Specifically, I’m referring to the Don/Joan dynamic in this episode. If you don’t watch Mad Men and don’t give a shit about Don Draper, please, please stop reading before I bore you to death.
In The Other Woman, Joan is asked to sleep with a Jaguar representative in order to guarantee his vote for SCDP to take on Jaguar’s account. It’s a heinous and disgusting request, and Joan is horrified, but also tempted, especially when Lane suggests (for his own heinous reasons) that she hold out for a 5% partnership in the company in exchange. 5% of a growing ad agency about to land a major car account would set Joan and her son up relatively well for the future, especially since she makes about $12,500 a year, which would be about $70,000 today. Not a bad salary, but throw in a kid to raise and 5% of the profits on top of that and it’s pretty tempting.
Let’s put aside the interesting fact that we now know Don owns %25 of SCDP. Or maybe we already knew that. At any rate, I wonder if Joan’s 5% is going to come into play someday.
Anyway, Don is the only partner who votes against even asking Joan to sleep with the rep. When he finds out about the partnership offer (made without his knowledge) he even goes to Joan’s apartment to talk her out of it. Everyone seems to think he does this out of a sense of protective affection for Joan, or moral outrage.
He does not.
He doesn’t want Joan to sleep with the rep because he wants to win the Jaguar account solely with his creative team’s genius and his own power of personality doing the pitch.
The week before, Don made a stirring speech about winning the Jaguar account. He wants to get back to the old Don, the genius who came up with fantastic ideas and who then almost willed clients to buy them. The guy who was so powerful purely in his creative forces that an entire agency coalesced around him. No one else could have created SCDP. Don Draper was the key ingredient.
Since then, Don’s life has faded. He got divorced, then remarried, his best friend died, and he almost drank himself to death. But what’s really gone, truly gone, is his creative spark. Season 5 of Mad Men has been about Don’s creative death. He hasn’t had a good idea in a very, very long time (at least an entire year). When he stayed up all night to come up with an idea for the Snoballs account, he was barely able to squirt out a decent, perfectly usable idea. Nothing genius. He saw the Jaguar account as a away to get himself back, to stay in the office all the time and force himself to be the old Don. I think he would have preferred to come up with the genius idea himself, but he was satisfied to at least be the captain of the team that managed it.
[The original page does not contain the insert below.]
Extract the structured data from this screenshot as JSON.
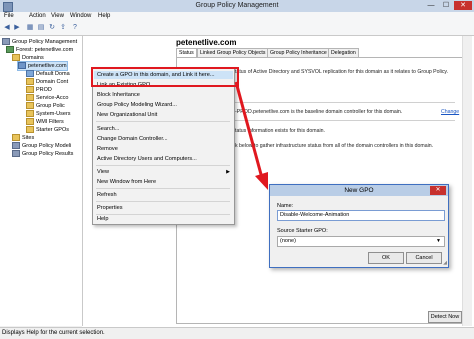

Some people have noted that his Jaguar pitch was staged to be as dramatic and powerful as the “carousel” pitch to Kodak in an earlier season, but was disappointing. I believe that’s on purpose. The pitch was perfectly fine, but not genius, and it reflects where Don is today. He’s a pro. He has the moves. He can pitch anything with the smooth oil of a seasoned ad man. But he no longer has the ability to write something like the carousel pitch, does he? And he’s just starting to figure that out.
Then he finds out that at least 1/3 of the reason they got the account was because Joan Harris slept with one of the reps, and he is ruined by the thought. He thought the old Draper magic was coming back. Now he finds out it was an even older magic, and he’s sick about it.
This show is like a goddamn Russian novel.